OpenArm 1 Kompatible F/T-Sensoren

Die OpenArm 1 verwendet eine Standard ISO 9409-1-31.5-4-M5-Flanze.

  • Bota SensONE ($1.500) - empfohlen für OpenArm. Passt 31,5 mm Schraubenkreis, 2000 Hz Bandbreite, ROS2-Treiber inbegriffen. Gesamtgewicht: 120 g.
  • ATI Gamma ($3.200) - höchste Genauigkeit, mit ISO 9409 Adapter verfügbar. Overkill für die meisten OpenArm-Tätigkeiten, aber für die Kontaktdetektion unter 0,1 N erforderlich.
  • Robotiq FT 300-S ($1.950) - für UR-Arme entwickelt, aber über Adapterplatte kompatibel.
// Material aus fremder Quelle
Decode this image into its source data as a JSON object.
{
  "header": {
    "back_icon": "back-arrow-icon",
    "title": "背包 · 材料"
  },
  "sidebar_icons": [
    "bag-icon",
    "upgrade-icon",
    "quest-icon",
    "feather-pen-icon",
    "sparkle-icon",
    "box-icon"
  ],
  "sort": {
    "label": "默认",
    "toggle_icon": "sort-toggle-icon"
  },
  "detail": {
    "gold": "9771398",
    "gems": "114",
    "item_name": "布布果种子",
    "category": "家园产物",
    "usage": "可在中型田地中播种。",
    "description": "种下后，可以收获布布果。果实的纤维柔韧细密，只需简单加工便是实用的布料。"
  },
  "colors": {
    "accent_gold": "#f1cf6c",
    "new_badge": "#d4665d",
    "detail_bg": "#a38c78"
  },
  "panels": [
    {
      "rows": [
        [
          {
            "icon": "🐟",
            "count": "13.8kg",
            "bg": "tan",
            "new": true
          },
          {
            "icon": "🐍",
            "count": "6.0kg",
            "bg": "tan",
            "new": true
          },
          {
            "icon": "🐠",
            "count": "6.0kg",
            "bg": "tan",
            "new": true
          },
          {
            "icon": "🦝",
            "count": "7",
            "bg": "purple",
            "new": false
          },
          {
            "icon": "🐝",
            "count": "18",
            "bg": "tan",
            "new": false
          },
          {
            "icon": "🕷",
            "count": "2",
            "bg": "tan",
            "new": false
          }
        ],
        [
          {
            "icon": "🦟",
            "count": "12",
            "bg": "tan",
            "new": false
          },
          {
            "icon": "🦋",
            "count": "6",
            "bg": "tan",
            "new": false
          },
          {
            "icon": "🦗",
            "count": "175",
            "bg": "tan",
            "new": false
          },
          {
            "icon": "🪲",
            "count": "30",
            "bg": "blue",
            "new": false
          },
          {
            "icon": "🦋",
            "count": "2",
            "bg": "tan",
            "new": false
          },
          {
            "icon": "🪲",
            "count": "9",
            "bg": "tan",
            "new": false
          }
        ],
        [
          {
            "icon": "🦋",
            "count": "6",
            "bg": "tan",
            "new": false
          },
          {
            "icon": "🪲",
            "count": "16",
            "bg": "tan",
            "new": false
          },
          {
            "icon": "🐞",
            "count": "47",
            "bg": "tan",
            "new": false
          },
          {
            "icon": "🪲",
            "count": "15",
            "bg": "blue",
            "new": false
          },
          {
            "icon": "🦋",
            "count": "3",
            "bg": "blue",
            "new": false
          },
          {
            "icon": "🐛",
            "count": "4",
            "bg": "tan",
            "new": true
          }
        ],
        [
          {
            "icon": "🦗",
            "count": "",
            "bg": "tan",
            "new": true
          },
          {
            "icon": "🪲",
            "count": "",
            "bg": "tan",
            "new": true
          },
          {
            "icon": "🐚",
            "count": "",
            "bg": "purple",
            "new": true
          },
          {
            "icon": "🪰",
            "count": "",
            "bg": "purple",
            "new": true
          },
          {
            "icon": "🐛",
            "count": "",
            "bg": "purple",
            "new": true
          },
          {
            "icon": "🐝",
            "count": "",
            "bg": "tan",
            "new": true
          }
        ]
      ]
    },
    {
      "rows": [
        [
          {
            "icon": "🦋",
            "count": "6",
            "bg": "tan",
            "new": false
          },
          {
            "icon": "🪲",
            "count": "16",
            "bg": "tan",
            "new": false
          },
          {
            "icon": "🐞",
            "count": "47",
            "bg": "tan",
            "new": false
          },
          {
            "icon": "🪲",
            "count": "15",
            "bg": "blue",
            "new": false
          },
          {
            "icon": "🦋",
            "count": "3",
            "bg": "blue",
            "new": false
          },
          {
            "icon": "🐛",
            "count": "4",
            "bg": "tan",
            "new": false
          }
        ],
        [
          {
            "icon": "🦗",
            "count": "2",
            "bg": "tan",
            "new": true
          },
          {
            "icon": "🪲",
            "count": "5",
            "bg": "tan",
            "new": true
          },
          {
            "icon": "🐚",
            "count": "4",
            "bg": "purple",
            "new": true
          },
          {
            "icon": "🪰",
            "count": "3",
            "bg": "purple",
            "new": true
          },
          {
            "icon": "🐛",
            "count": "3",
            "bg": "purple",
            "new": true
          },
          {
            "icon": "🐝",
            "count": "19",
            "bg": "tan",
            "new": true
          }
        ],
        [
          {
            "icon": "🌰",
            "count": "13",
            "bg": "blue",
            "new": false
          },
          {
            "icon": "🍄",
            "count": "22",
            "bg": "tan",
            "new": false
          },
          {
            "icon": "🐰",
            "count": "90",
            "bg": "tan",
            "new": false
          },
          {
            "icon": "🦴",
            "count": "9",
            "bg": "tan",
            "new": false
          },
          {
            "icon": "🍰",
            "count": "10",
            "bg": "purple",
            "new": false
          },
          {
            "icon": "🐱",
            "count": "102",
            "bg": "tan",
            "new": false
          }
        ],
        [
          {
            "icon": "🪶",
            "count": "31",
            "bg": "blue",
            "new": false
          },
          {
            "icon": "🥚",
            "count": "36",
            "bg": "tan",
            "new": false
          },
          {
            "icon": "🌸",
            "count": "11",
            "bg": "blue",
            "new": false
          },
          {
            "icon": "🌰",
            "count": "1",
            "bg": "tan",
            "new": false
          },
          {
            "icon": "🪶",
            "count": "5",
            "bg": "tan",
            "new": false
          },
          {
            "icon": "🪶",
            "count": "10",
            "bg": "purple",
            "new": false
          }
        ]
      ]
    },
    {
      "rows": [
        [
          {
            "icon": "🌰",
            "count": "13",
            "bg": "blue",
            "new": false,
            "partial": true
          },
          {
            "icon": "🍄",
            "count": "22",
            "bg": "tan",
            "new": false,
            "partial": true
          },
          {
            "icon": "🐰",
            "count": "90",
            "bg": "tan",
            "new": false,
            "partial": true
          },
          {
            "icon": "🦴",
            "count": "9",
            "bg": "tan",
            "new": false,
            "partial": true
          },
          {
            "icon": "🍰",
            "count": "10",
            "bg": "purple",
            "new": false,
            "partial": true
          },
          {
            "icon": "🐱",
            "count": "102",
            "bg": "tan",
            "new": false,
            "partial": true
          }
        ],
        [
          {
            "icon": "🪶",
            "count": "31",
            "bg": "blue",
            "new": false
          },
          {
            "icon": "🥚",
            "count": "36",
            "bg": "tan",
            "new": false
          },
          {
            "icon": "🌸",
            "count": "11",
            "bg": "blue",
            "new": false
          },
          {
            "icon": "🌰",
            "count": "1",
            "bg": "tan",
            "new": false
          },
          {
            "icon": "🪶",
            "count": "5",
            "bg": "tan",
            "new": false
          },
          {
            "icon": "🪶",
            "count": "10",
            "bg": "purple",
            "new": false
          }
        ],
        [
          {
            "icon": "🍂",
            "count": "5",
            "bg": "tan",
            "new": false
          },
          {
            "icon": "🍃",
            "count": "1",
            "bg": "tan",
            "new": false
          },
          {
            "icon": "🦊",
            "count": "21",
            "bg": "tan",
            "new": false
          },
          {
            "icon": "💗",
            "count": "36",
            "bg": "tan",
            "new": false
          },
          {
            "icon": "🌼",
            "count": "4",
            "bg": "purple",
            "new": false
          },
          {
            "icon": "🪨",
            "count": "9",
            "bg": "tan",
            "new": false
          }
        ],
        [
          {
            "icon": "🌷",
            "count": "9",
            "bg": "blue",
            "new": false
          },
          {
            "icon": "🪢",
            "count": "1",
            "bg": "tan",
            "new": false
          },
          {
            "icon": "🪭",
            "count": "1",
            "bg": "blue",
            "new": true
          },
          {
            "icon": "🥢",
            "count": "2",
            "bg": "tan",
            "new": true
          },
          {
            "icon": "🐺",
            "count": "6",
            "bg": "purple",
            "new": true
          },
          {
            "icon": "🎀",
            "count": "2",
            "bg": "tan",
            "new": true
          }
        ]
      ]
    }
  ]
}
Für die Fingerspitzenerkennung auf dem Standardparallel-Kächelgriffer von OpenArm montieren Sie eine GelSight Mini ($500) auf jeder Fingerschicht mit der eingeschlossenen Klebeanlage. Dies bietet Kontaktgeometrie zur Erkennung von Schlüpfen ohne Hinzufügen eines Handgelenksensors.